1) O "médico" Reinaldo de Souza, principal fonte da Folha, nunca foi funcionário de nenhum hospital ou pronto-socorro público de Porto Velho ou Rondônia;
2) apresentado por um outro médico da cidade, a direção do Centro de Medicina Tropical de Porto Velho permitiu que ele ali trabalhasse sem apresentação de documentos por alguns dias, período em que deu a entrevista;
3) chamado a mostrar documentos para contratação como funcionário, o suposto médico simplesmente desapareceu;
4) não há registro de Reinaldo de Souza no Conselho Regional de Medicina de Rondônia;
5) nem o Centro de Medicina Tropical, nem o Pronto-Socorro de Porto Velho fazem partos ou tratam de contaminação por mercúrio. O hospital de referência para ambos os casos é o Hospital de Base Dr. Ari Pinheiro, o maior do Estado e que não foi visitado pela Folha.

Em sua defesa, Éfrem Ribeiro diz que vários médicos com quem falou na Amazônia informaram sobre a existência de bebês deformados por efeito da contaminação por mercúrio. Mas o repórter também reconhece que nenhum médico relatou tantos casos e atribuiu-os com tanta determinação como o "doutor" Reinaldo de Souza.

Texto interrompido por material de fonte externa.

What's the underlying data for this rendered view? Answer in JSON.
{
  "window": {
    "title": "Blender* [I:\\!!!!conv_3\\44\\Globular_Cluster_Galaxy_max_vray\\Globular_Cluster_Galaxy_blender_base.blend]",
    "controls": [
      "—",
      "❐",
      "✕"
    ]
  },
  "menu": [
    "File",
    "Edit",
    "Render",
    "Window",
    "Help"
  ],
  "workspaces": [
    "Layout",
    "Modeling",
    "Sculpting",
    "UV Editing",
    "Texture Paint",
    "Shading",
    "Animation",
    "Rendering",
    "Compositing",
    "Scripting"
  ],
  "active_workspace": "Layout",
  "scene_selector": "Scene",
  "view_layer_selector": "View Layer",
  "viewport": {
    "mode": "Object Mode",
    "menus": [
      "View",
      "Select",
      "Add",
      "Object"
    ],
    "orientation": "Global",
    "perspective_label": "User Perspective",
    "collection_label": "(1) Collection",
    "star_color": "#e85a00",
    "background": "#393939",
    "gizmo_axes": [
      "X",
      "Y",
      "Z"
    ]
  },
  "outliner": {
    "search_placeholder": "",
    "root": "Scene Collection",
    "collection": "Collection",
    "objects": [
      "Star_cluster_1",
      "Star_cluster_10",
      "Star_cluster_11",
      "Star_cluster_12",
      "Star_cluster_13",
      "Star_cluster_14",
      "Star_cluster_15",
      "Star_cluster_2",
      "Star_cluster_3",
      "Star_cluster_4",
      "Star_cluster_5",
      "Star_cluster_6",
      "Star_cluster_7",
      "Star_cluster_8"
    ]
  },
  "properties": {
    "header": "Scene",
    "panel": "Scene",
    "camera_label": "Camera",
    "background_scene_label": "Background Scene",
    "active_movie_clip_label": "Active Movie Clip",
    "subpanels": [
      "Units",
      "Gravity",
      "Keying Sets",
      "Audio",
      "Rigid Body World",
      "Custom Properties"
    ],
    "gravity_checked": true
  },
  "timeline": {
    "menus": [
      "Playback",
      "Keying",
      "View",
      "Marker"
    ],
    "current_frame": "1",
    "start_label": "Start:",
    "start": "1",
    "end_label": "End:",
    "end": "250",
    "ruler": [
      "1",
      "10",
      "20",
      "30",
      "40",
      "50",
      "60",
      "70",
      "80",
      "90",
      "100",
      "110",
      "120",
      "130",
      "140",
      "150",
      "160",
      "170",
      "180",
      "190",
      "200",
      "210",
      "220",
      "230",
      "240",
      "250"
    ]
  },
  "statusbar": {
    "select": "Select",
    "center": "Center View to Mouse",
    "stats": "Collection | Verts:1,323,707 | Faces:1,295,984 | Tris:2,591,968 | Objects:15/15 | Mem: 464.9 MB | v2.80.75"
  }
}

Estado em que o atraso é tanto que se permite que um "médico" atenda ao público sem contrato e sem mostrar diploma, Rondônia não dispõe até hoje de estudos conclusivos sobre a extensão dos danos que o mercúrio usado nos cerca de cem garimpos provoca à saúde das populações ribeirinhas.

CREDIBILIDADE

Neste ambiente de ignorância, graça todo tipo de crendice e desinformação. Se se abre mão dos rigores elementares na apuração, se nada é checado com especialistas e tudo que pousa na mesa de edição de São Paulo é publicado, tem-se a impressão de que o único critério para o que se deve publicar é o da sensação causada por uma epidemia de deformados, de natimortos e hidrocéfalos. Para evitar abalos maiores à sua credibilidade, a Folha deve recuperar padrões severos de checagem que estão sendo esquecidos de forma preocupante.

Com o aval dado pela publicação em um jornal da importância da Folha, o mito dos bebês correu o mundo. Hoje, no Japão, o "Sankei Shimbun" publica reportagem mostrando que o seu concorrente, "Asahi Shimbun", e também um outro jornal, de um país bem distante, erraram feio.